First, the federal health law clearly moves the health care system in the very directions that Capretta and Miller urge—toward a defined contribution system.
• That is true for most of the 16 million people who would be covered through the newly created health insurance exchanges. Subsidized clients in the health insurance exchange will receive vouchers to reduce the net cost of a moderate health insurance plan to a fraction of their income. If people want more generous coverage, they will have to pay for it themselves. That is what defined-contribution coverage does.
• Medicaid also is moving fast away from fee-for-service care toward services provided by managed care organizations operating under negotiated contracts with states. That is how most of those newly covered by Medicaid will be served.

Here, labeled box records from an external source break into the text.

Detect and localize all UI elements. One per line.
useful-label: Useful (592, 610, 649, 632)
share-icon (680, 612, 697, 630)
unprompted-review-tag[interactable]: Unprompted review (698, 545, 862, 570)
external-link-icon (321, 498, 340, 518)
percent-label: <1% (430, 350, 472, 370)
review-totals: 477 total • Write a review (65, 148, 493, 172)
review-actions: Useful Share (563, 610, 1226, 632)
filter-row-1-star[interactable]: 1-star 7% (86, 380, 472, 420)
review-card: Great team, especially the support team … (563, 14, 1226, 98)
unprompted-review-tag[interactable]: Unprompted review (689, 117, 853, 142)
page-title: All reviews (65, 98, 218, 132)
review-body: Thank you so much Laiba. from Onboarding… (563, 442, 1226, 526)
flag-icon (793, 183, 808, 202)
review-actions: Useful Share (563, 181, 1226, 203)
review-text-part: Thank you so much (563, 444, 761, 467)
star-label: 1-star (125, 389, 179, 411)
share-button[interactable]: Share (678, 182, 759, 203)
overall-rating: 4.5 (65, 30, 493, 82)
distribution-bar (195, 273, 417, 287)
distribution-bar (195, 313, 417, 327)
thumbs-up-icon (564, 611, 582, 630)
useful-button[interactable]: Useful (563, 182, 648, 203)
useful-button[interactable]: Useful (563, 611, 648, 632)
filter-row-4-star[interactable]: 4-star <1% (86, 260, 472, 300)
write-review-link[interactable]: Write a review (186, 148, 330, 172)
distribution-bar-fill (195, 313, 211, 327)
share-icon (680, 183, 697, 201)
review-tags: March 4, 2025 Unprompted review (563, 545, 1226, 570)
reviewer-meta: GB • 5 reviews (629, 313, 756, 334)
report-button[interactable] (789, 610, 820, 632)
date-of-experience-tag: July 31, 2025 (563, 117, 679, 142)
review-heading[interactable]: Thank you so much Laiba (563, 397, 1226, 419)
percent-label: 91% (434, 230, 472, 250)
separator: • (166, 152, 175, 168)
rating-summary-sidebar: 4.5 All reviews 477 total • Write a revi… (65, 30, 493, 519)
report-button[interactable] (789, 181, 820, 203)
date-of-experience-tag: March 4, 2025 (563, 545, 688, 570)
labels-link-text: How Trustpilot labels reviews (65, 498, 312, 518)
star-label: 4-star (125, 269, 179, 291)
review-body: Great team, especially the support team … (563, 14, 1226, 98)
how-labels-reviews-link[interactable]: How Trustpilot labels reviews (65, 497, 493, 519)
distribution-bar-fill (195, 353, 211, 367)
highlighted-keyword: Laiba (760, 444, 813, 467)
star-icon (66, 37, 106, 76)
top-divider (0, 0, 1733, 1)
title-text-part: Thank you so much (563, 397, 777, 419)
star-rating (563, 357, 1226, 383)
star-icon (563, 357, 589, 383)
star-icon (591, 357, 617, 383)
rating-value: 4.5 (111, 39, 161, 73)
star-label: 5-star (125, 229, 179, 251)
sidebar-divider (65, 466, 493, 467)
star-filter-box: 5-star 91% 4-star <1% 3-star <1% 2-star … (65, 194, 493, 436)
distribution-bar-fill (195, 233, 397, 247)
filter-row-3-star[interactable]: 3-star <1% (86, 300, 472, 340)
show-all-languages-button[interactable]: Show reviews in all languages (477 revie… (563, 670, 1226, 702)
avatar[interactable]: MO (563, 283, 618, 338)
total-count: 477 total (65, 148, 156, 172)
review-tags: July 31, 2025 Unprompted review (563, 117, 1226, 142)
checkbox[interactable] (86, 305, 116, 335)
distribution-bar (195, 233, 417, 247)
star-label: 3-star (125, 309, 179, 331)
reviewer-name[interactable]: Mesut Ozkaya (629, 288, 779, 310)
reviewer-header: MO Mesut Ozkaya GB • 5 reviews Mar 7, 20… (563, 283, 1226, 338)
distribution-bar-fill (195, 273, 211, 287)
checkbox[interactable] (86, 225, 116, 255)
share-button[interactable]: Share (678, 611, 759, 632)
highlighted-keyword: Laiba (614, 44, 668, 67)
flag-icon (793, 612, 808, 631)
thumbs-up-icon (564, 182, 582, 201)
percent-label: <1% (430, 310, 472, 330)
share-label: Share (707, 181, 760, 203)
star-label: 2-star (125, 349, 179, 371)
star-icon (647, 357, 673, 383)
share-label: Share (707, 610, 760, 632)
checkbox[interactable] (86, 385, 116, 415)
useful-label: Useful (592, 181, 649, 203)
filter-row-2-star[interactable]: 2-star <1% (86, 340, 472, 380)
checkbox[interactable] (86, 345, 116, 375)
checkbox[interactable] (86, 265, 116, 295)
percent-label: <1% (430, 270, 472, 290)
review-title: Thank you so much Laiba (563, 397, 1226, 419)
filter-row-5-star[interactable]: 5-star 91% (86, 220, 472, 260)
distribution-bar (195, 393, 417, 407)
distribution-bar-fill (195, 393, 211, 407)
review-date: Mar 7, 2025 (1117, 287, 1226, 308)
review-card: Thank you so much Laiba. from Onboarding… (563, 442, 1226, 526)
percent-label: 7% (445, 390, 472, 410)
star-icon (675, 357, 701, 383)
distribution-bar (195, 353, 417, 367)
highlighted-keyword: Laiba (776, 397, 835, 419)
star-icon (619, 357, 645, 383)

• The law will impose a modest tax on high-cost private health plans starting in 2018. This tax will discourage the provision of highly generous insurance plans that accommodate inefficient fee-for-service care.

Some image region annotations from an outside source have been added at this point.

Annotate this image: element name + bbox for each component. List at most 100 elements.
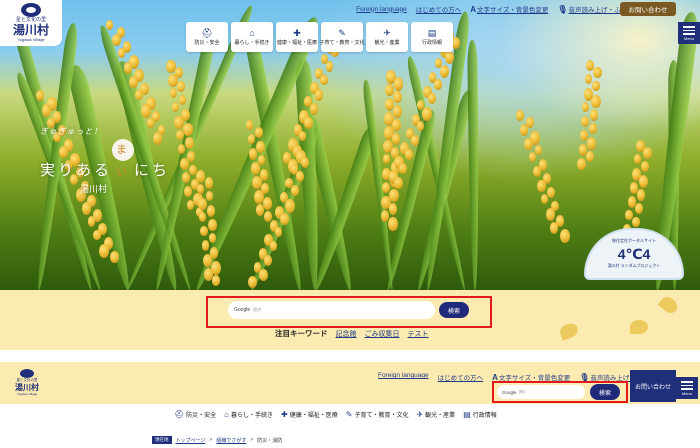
- nav-label: 観光・産業: [425, 413, 456, 419]
- menu-button[interactable]: Menu: [678, 22, 700, 44]
- hamburger-icon-bar: [683, 33, 695, 35]
- google-label: Google: [502, 389, 517, 395]
- badge-main: 4℃4: [617, 246, 651, 262]
- rice-grain: [532, 166, 541, 177]
- rice-grain: [592, 81, 600, 92]
- search-button[interactable]: 検索: [590, 384, 620, 400]
- rice-grain: [393, 91, 402, 103]
- nav-tourism[interactable]: ✈ 観光・産業: [366, 22, 408, 52]
- global-nav-inner: ⛑ 防災・安全 ⌂ 暮らし・手続き ✚ 健康・福祉・医療 ✎ 子育て・教育・文化 ✈ 観光…: [174, 410, 497, 419]
- catch-line3: 湯川村: [80, 184, 108, 194]
- nav-label: 子育て・教育・文化: [319, 40, 365, 46]
- foreign-language-link[interactable]: Foreign language: [378, 372, 429, 382]
- rice-grain: [185, 137, 194, 149]
- rice-grain: [634, 203, 643, 215]
- house-icon: ⌂: [249, 28, 255, 38]
- hamburger-icon-bar: [683, 29, 695, 32]
- rice-grain: [264, 255, 273, 267]
- nav-administration[interactable]: ▤ 行政情報: [463, 410, 497, 419]
- nav-health[interactable]: ✚ 健康・福祉・医療: [276, 22, 318, 52]
- nav-label: 子育て・教育・文化: [354, 413, 409, 419]
- nav-disaster-safety[interactable]: ⛑ 防災・安全: [186, 22, 228, 52]
- rice-grain: [117, 48, 125, 59]
- nav-health[interactable]: ✚ 健康・福祉・医療: [281, 410, 338, 419]
- rice-grain: [212, 275, 220, 286]
- rice-grain: [633, 154, 642, 165]
- hamburger-icon: [681, 381, 693, 383]
- rice-grain: [274, 227, 283, 238]
- menu-label: Menu: [681, 390, 692, 396]
- contact-button[interactable]: お問い合わせ: [620, 2, 676, 16]
- rice-grain: [590, 95, 601, 109]
- rice-grain: [207, 219, 217, 232]
- hamburger-icon-bar: [681, 388, 693, 390]
- rice-leaf: [467, 40, 480, 290]
- text-size-link[interactable]: A文字サイズ・背景色変更: [470, 4, 548, 14]
- rice-grain: [183, 123, 193, 137]
- nav-disaster-safety[interactable]: ⛑ 防災・安全: [174, 410, 216, 419]
- first-visit-link[interactable]: はじめての方へ: [416, 4, 462, 14]
- menu-label: Menu: [683, 35, 694, 41]
- rice-grain: [410, 135, 419, 146]
- search-placeholder: 提供: [518, 389, 526, 394]
- nav-label: 暮らし・手続き: [234, 40, 270, 46]
- rice-grain: [93, 230, 101, 241]
- rice-grain: [135, 90, 143, 101]
- rice-grain: [172, 102, 180, 112]
- rice-grain: [129, 76, 139, 89]
- nav-label: 健康・福祉・医療: [276, 40, 317, 46]
- nav-childcare[interactable]: ✎ 子育て・教育・文化: [346, 410, 409, 419]
- rice-grain: [388, 217, 399, 231]
- rice-grain: [123, 62, 132, 74]
- rice-grain: [516, 110, 524, 121]
- rice-grain: [577, 158, 587, 171]
- nav-living[interactable]: ⌂ 暮らし・手続き: [224, 410, 273, 419]
- first-visit-link[interactable]: はじめての方へ: [438, 372, 484, 382]
- nav-living[interactable]: ⌂ 暮らし・手続き: [231, 22, 273, 52]
- breadcrumb: 現在地 トップページ > 組織でさがす > 防災・消防: [152, 436, 282, 444]
- breadcrumb-link[interactable]: 組織でさがす: [216, 437, 246, 444]
- keyword-link[interactable]: テスト: [408, 329, 429, 339]
- rice-grain: [205, 191, 213, 201]
- rice-grain: [106, 20, 114, 30]
- keyword-link[interactable]: ごみ収集日: [365, 329, 400, 339]
- rice-grain: [206, 205, 216, 217]
- rice-grain: [382, 154, 391, 165]
- rice-grain: [248, 276, 258, 289]
- nav-tourism[interactable]: ✈ 観光・産業: [416, 410, 455, 419]
- rice-grain: [640, 161, 649, 173]
- logo-en: Yugawa Village: [17, 37, 45, 42]
- rice-grain: [198, 198, 207, 210]
- site-logo-small[interactable]: 星と文化の里 湯川村 Yugawa Village: [12, 369, 42, 399]
- tourism-icon: ✈: [383, 28, 391, 38]
- rice-grain: [581, 116, 589, 127]
- search-input[interactable]: Google 提供: [228, 301, 435, 319]
- rice-grain: [258, 269, 268, 281]
- nav-administration[interactable]: ▤ 行政情報: [411, 22, 453, 52]
- logo-mark-icon: [20, 369, 34, 378]
- site-logo[interactable]: 星と文化の里 湯川村 Yugawa Village: [0, 0, 62, 46]
- search-button[interactable]: 検索: [439, 302, 469, 318]
- logo-mark-icon: [21, 3, 41, 17]
- rice-grain: [184, 186, 193, 198]
- rice-grain: [180, 158, 189, 170]
- google-label: Google: [234, 307, 251, 313]
- nav-childcare[interactable]: ✎ 子育て・教育・文化: [319, 22, 365, 52]
- contact-button[interactable]: お問い合わせ: [630, 370, 676, 402]
- search-input[interactable]: Google 提供: [497, 385, 585, 399]
- rice-grain: [41, 104, 52, 118]
- foreign-language-link[interactable]: Foreign language: [356, 6, 407, 13]
- rice-grain: [638, 175, 648, 188]
- separator: [0, 350, 700, 362]
- rice-grain: [99, 244, 109, 258]
- keyword-link[interactable]: 記念館: [336, 329, 357, 339]
- breadcrumb-separator: >: [209, 437, 213, 443]
- tourism-icon: ✈: [416, 410, 424, 419]
- logo-name: 湯川村: [15, 383, 39, 392]
- breadcrumb-link[interactable]: トップページ: [176, 437, 206, 444]
- rice-grain: [246, 120, 254, 131]
- microphone-icon: 🎙: [557, 5, 568, 14]
- menu-button[interactable]: Menu: [676, 377, 698, 399]
- rice-grain: [179, 95, 187, 106]
- ginkgo-leaf-icon: [657, 293, 681, 317]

Like Capretta and Miller, I wish that tax applied to more plans and started sooner. That it does not results from the refusal of Republicans in the course of the reform debate to do anything else than vote “no.” The first president to embrace limits on the tax breaks for employer-financed health insurance was Ronald Reagan. Republicans have long embraced such reforms. Had they been true to their tradition and participated actively and constructively in this debate, as a previous generation of Republicans did in the debate leading up to the enactment of Medicare and Medicaid, and as Democrats did in the process leading up to the passage of the Medicare Modernization Act in 2003, there is little doubt that coverage of the tax on high-cost plans would have been broader and it would have started sooner.

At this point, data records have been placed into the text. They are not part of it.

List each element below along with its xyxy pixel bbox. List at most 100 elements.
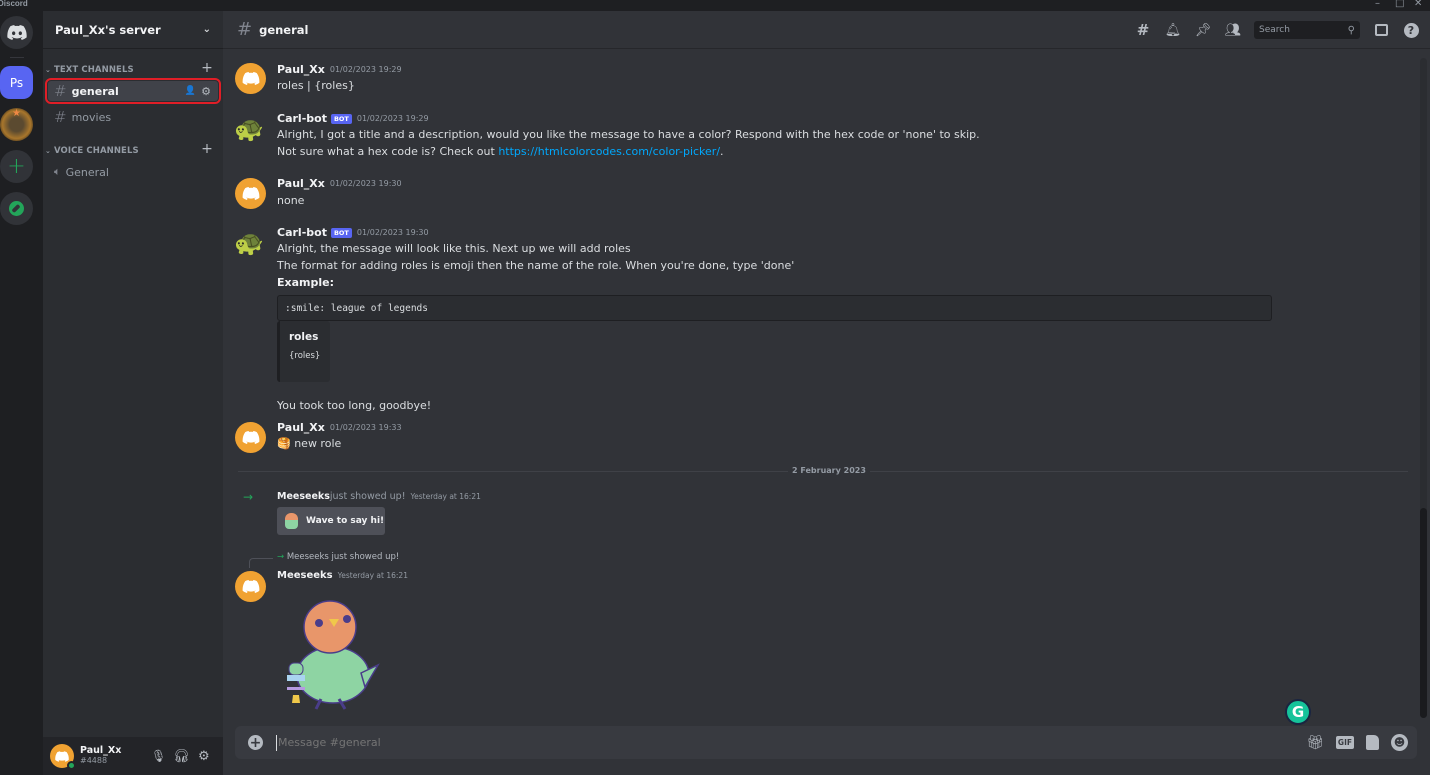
gear-icon[interactable]: ⚙: [201, 85, 211, 98]
author-name[interactable]: Carl-bot: [277, 226, 327, 239]
search-icon: ⚲: [1347, 24, 1355, 36]
join-arrow-icon: →: [243, 490, 254, 504]
online-status-icon: [67, 761, 76, 770]
author-name[interactable]: Paul_Xx: [277, 177, 325, 190]
channel-voice-general[interactable]: 🔈︎ General: [48, 162, 218, 182]
server-header[interactable]: Paul_Xx's server ⌄: [43, 11, 223, 49]
message-bold-text: Example:: [277, 276, 334, 289]
join-arrow-icon: →: [277, 552, 285, 562]
channel-title: general: [259, 22, 309, 37]
inbox-icon[interactable]: [1372, 21, 1390, 39]
message-input[interactable]: [278, 736, 1307, 749]
help-icon[interactable]: ?: [1402, 21, 1420, 39]
add-server-button[interactable]: +: [0, 150, 33, 183]
sticker-button-icon[interactable]: [1366, 735, 1379, 750]
reply-preview[interactable]: → Meeseeks just showed up!: [277, 552, 399, 562]
category-voice-channels[interactable]: ⌄ VOICE CHANNELS +: [45, 141, 213, 157]
chat-area: # general # 🔔︎ 📌︎ 👥︎ Search ⚲ ? Paul_Xx 0…: [223, 11, 1430, 775]
avatar[interactable]: [235, 63, 266, 94]
discord-logo-icon: [242, 187, 259, 200]
channel-general[interactable]: # general 👤 ⚙: [45, 78, 221, 104]
avatar[interactable]: [235, 178, 266, 209]
author-name[interactable]: Meeseeks: [277, 570, 333, 581]
avatar[interactable]: [235, 422, 266, 453]
message-text: none: [277, 194, 305, 207]
chevron-icon: ⌄: [45, 147, 51, 155]
compass-icon: [9, 201, 24, 216]
create-channel-button[interactable]: +: [201, 141, 213, 157]
scrollbar[interactable]: [1420, 58, 1427, 718]
maximize-button[interactable]: □: [1395, 0, 1404, 9]
home-button[interactable]: [0, 16, 33, 49]
timestamp: Yesterday at 16:21: [410, 492, 481, 501]
server-icon-ps[interactable]: Ps: [0, 66, 33, 99]
search-input[interactable]: Search ⚲: [1254, 21, 1360, 39]
author-name[interactable]: Carl-bot: [277, 112, 327, 125]
timestamp: 01/02/2023 19:30: [356, 228, 429, 237]
text-cursor: [276, 734, 277, 751]
user-panel: Paul_Xx #4488 🎙︎ 🎧︎ ⚙: [43, 737, 223, 775]
wave-button[interactable]: Wave to say hi!: [277, 507, 385, 535]
author-name[interactable]: Meeseeks: [277, 491, 330, 502]
timestamp: 01/02/2023 19:29: [329, 65, 402, 74]
message-composer: + 🎁︎ GIF ☻: [235, 726, 1417, 759]
avatar[interactable]: [235, 571, 266, 602]
message-text: Not sure what a hex code is? Check out h…: [277, 145, 724, 158]
hash-icon: #: [54, 82, 67, 100]
emoji-button-icon[interactable]: ☻: [1391, 734, 1408, 751]
message-text: Alright, I got a title and a description…: [277, 128, 980, 141]
wave-label: Wave to say hi!: [306, 516, 385, 526]
bird-sticker-icon[interactable]: [283, 595, 383, 713]
server-name: Paul_Xx's server: [55, 22, 161, 37]
date-label: 2 February 2023: [788, 466, 870, 475]
author-name[interactable]: Paul_Xx: [277, 421, 325, 434]
user-avatar[interactable]: [50, 744, 76, 770]
app-name: Discord: [0, 0, 28, 8]
discord-logo-icon: [242, 580, 259, 593]
close-button[interactable]: ✕: [1414, 0, 1422, 9]
channel-movies[interactable]: # movies: [48, 107, 218, 127]
bot-badge: BOT: [330, 227, 352, 238]
explore-button[interactable]: [0, 192, 33, 225]
date-divider: 2 February 2023: [238, 466, 1408, 475]
server-abbr: Ps: [9, 75, 24, 90]
turtle-avatar-icon[interactable]: 🐢: [234, 115, 264, 143]
create-channel-button[interactable]: +: [201, 60, 213, 76]
timestamp: Yesterday at 16:21: [337, 571, 408, 580]
embed-description: {roles}: [289, 351, 321, 361]
category-text-channels[interactable]: ⌄ TEXT CHANNELS +: [45, 60, 213, 76]
discord-logo-icon: [55, 750, 69, 762]
pin-icon[interactable]: 📌︎: [1194, 21, 1212, 39]
hash-icon: #: [237, 19, 253, 40]
microphone-icon[interactable]: 🎙︎: [151, 749, 166, 763]
settings-gear-icon[interactable]: ⚙: [198, 749, 210, 764]
link[interactable]: https://htmlcolorcodes.com/color-picker/: [498, 145, 720, 158]
server-icon-2[interactable]: ★: [0, 108, 33, 141]
bell-icon[interactable]: 🔔︎: [1164, 21, 1182, 39]
username: Paul_Xx: [80, 745, 122, 756]
scrollbar-thumb[interactable]: [1420, 508, 1427, 718]
message-text: You took too long, goodbye!: [277, 399, 432, 412]
speaker-icon: 🔈︎: [54, 165, 61, 178]
member-list-icon[interactable]: 👥︎: [1224, 21, 1242, 39]
threads-icon[interactable]: #: [1134, 21, 1152, 39]
category-label: TEXT CHANNELS: [53, 65, 134, 75]
message-text: roles | {roles}: [277, 79, 355, 92]
chevron-icon: ⌄: [45, 66, 51, 74]
gift-icon[interactable]: 🎁︎: [1306, 735, 1324, 751]
turtle-avatar-icon[interactable]: 🐢: [234, 229, 264, 257]
gif-button[interactable]: GIF: [1335, 736, 1354, 749]
search-placeholder: Search: [1259, 25, 1290, 35]
headphones-icon[interactable]: 🎧︎: [173, 749, 190, 764]
invite-icon[interactable]: 👤: [185, 86, 196, 96]
channel-name: movies: [71, 110, 112, 124]
author-name[interactable]: Paul_Xx: [277, 63, 325, 76]
grammarly-icon[interactable]: G: [1285, 699, 1311, 725]
user-tag: #4488: [80, 756, 108, 765]
embed-title: roles: [289, 331, 319, 343]
code-block: :smile: league of legends: [277, 295, 1272, 321]
minimize-button[interactable]: –: [1375, 0, 1380, 9]
add-attachment-button[interactable]: +: [248, 735, 263, 750]
server-image-icon: ★: [12, 108, 21, 119]
discord-logo-icon: [6, 25, 27, 40]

The next fiction is the idea that there exists some market-based reform that would operate immaculately free of intrusive government regulation. If consumers are to exercise real leverage on insurance vendors, they have to understand the choices they face. That demands that the range of plans be limited to a manageable number, that marketing of insurance plans be highly regulated and that objective literature written in plain English must be available to customers. It also demands extensive risk adjustment of premiums and subsidies for those who cannot afford the full cost of health insurance. All of this will require heavy government involvement. Come to think of it, each of those steps is part of the health law. If a well-functioning private market place is what Capretta and Miller want, they should be celebrating the bill, not joining calls for its repeal.
No, the health reform debate is not about a fictional war between market-based health insurance and government regulation. It is about whether to provide adequate subsidies to cover the uninsured and whether to begin a process of leveraging change in the delivery and payment systems through which one-sixth of the U.S. economy is devoted to health care. Under this administration’s leadership, the last Congress laboriously and narrowly pushed through legislation ending the crippling stasis that virtually all observers of the U.S. health care system deplore. Their handiwork is not perfect, nor can its full effects be anticipated. Further legislation will unquestionably be necessary—to fix provisions that don’t work well and to deal with unanticipated consequences of the legislation. Making that legislation work as well as possible now and figuring out what legislation will make it work better in the future should occupy the nation now, rather than a sterile debate based on a false issue and misrepresentation.
Henry J. Aaron is the Bruce and Virginia MacLaury Senior Fellow at The Brookings Institution.